The world has changed over the last 10 years in many ways, but the biggest change has not yet been spotted in the mainstream. Some of our fundamental assumptions about the way economies work, how our pensions will be paid for, and how we should invest money are now completely different. And there is no going back, the worlds population and the rapidly growing middle class in developing countries mean that resources are now a fundamental constraint on our futures. The good times are over and the sooner it is recognised, the sooner we can deal with the problems that our new future will pose.

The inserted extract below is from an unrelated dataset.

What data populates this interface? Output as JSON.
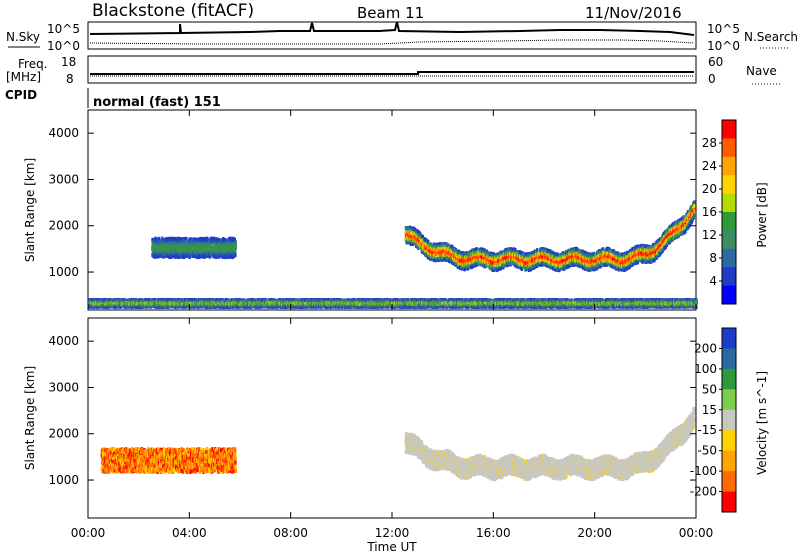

As a post script to this I thought it might be worth noting that right now, my assumption is that I will not retire. I have two pieces of logic for this. Firstly the rising costs and decreasing growth per capita in the world mean that pensions are going to get much smaller than they are at the minute. Secondly, I work in a white collar office based job. Okay, so my brain and body will degrade with age, but fundamentally I will be able to continue doing some aspects of my job until well after my retirement. But for blue collar workers, it's just not the same. They will not be able to continue hard, physical work until well into old age. They will have to get a pension and it is the white collar workers who will have to support this.